Philadelphia. On Thursday, International House presents The Lens and the Gaze, a program of work by Laura Mulvey, Hermine Freed, and Joan Jonas. This is the first of three programs presented in conjunction with the exhibition project Making/Breaking the Binary: Women, Art & Technology (1968-1985).

London. The Barbican series The Grime and the Glamour: NYC 1976-90 opens Friday and runs through October 5.

Paris. Starting tomorrow, and on into December, a series of exhibitions and screenings will mark the hundredth anniversary of the birth of Jean Rouch.

Even as the Thom Andersen retrospective rolls on in Vienna through October 4, it’s starting up on Friday in Paris as well. The Visible Press, publisher of Slow Writing: Thom Andersen on Cinema, has the full schedule of events at the Centre Georges Pompidou, on through October 4 and including a conversation between Andersen and Noël Burch following the screening of Red Hollywood (1996) on Saturday.

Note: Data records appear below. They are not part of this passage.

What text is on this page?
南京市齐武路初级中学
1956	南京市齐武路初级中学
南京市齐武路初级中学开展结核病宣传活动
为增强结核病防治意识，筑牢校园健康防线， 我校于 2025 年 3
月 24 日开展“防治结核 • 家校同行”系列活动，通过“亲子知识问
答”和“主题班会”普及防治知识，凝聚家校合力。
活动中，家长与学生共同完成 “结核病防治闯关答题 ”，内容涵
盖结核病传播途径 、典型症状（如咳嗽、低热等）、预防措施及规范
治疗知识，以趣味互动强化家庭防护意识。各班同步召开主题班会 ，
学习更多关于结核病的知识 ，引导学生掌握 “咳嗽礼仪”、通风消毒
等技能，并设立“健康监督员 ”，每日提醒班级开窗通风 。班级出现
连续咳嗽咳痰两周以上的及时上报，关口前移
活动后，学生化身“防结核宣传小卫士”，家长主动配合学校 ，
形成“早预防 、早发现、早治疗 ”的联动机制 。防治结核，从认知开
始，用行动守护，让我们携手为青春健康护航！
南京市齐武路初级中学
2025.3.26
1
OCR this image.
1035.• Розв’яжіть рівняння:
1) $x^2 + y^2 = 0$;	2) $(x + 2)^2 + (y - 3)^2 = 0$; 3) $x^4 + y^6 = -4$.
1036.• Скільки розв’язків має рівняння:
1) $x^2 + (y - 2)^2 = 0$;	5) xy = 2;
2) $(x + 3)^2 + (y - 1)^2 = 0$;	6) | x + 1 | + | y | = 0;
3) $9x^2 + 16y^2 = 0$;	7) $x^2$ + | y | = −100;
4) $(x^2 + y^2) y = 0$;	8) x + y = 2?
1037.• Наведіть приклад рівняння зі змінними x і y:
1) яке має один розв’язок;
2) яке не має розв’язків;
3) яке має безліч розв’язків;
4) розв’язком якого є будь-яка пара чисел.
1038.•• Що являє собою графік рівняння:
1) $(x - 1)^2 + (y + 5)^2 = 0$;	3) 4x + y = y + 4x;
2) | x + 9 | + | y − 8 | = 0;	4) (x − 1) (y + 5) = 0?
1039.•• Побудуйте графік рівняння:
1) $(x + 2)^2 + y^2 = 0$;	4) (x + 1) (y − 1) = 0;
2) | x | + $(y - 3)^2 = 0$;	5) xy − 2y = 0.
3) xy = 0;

Vienna. “One of the key authors of modern American cinema, Todd Haynes, will visit the Austrian Film Museum for the first time, bringing with him not only his rarely screened early works and his widely celebrated features, but also his most recent film Wonderstruck, a virtuoso piece of cinematic craft and historical (re-)imagination.” Friday through October 8.